Another issue is the perception of the children and adults who have been treated by the general public. Here it is especially important to distinguish the technology from gene treatment, which is currently critically viewed by the public. This is especially important, since the association of children with GMO can lead to traumatizing experiences like being mocked at school, or the hindrance to take the medicine due to different beliefs of the children or their parents. Additionally data safety is required to avoid the risk of microbiome information making a change in insurance eligibility.

Since the described microbiome modification technology is simple enough, the danger of unregulated and uncontrolled use by biohackers is present. This can result in lack of safety measures for microbiome control and killswitch loss and contamination of the environment. To avoid this, the possible risks of the described technology need to be clearly communicated early on, as well as optimal safety guidelines in work with natural transformation additionally specified.

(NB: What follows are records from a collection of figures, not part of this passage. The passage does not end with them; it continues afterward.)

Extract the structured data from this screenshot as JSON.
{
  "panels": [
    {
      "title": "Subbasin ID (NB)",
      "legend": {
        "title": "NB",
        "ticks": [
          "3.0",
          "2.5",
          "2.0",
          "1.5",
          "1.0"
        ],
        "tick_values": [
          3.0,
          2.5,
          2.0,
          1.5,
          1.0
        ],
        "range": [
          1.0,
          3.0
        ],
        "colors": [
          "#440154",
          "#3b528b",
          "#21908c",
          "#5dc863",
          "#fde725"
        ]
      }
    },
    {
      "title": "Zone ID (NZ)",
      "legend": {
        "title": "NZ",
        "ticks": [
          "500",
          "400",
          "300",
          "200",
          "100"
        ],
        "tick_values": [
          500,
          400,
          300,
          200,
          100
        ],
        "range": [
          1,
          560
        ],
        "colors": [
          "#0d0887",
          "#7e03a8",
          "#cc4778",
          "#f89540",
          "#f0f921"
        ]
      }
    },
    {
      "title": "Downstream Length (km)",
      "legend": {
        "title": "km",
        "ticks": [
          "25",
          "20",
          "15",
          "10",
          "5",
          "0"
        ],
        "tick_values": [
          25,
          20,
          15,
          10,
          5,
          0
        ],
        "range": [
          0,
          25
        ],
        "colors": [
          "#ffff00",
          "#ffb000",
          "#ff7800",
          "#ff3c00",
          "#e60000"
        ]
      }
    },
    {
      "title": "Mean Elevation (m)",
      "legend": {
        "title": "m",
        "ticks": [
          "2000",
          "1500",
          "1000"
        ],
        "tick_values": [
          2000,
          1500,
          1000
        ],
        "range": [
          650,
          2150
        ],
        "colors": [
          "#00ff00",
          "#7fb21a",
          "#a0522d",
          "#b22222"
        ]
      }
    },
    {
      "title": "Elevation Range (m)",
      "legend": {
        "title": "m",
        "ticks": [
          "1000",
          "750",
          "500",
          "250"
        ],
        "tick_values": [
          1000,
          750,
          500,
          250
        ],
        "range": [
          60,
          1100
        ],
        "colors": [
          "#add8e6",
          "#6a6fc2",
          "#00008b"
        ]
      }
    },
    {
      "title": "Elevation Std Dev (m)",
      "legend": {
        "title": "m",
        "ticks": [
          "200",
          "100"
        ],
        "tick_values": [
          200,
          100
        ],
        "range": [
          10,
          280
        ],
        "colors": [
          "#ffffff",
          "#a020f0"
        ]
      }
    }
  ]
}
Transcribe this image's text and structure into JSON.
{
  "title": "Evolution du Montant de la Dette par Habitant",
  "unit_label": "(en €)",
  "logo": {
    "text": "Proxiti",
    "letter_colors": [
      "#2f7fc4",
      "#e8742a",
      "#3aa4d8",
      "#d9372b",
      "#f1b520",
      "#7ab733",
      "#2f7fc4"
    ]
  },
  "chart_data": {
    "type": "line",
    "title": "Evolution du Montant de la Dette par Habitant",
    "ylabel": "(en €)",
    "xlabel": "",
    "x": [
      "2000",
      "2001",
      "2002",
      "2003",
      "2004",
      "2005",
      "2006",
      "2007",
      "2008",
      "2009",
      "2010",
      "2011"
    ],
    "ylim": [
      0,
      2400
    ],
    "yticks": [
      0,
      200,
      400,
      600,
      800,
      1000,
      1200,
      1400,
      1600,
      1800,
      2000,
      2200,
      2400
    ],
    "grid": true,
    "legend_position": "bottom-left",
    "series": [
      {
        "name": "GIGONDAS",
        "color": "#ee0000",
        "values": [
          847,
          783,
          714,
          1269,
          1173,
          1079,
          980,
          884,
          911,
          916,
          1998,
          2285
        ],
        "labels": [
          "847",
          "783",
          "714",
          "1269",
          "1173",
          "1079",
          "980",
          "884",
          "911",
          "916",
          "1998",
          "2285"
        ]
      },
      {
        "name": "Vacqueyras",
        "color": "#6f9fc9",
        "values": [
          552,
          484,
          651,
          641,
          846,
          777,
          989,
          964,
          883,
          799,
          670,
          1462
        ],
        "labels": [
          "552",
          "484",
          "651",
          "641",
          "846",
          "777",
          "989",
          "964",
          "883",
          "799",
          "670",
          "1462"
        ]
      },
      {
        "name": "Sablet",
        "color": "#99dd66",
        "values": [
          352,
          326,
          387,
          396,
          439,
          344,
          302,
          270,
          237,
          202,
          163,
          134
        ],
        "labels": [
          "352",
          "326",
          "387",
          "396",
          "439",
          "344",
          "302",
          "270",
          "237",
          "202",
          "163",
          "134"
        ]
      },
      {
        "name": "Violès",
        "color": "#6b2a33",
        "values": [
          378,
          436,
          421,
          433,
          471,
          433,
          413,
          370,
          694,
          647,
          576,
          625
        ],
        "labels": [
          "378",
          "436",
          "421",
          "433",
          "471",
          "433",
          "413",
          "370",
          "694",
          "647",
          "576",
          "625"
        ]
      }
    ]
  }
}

In the current stage of our project we don’t see a dual use concern of the proposed treatment idea. However, this issue needs to continuously be monitored as the treatment concept becomes more elaborate and research on natural transformation continues.

These are the concepts we found to be important. However, safety assessments of novel technology typically are longer processes which rely on multiple researchers from different fields - from sociology and marketing to robotics. Thus, a more complex assessment for our project needs to be performed.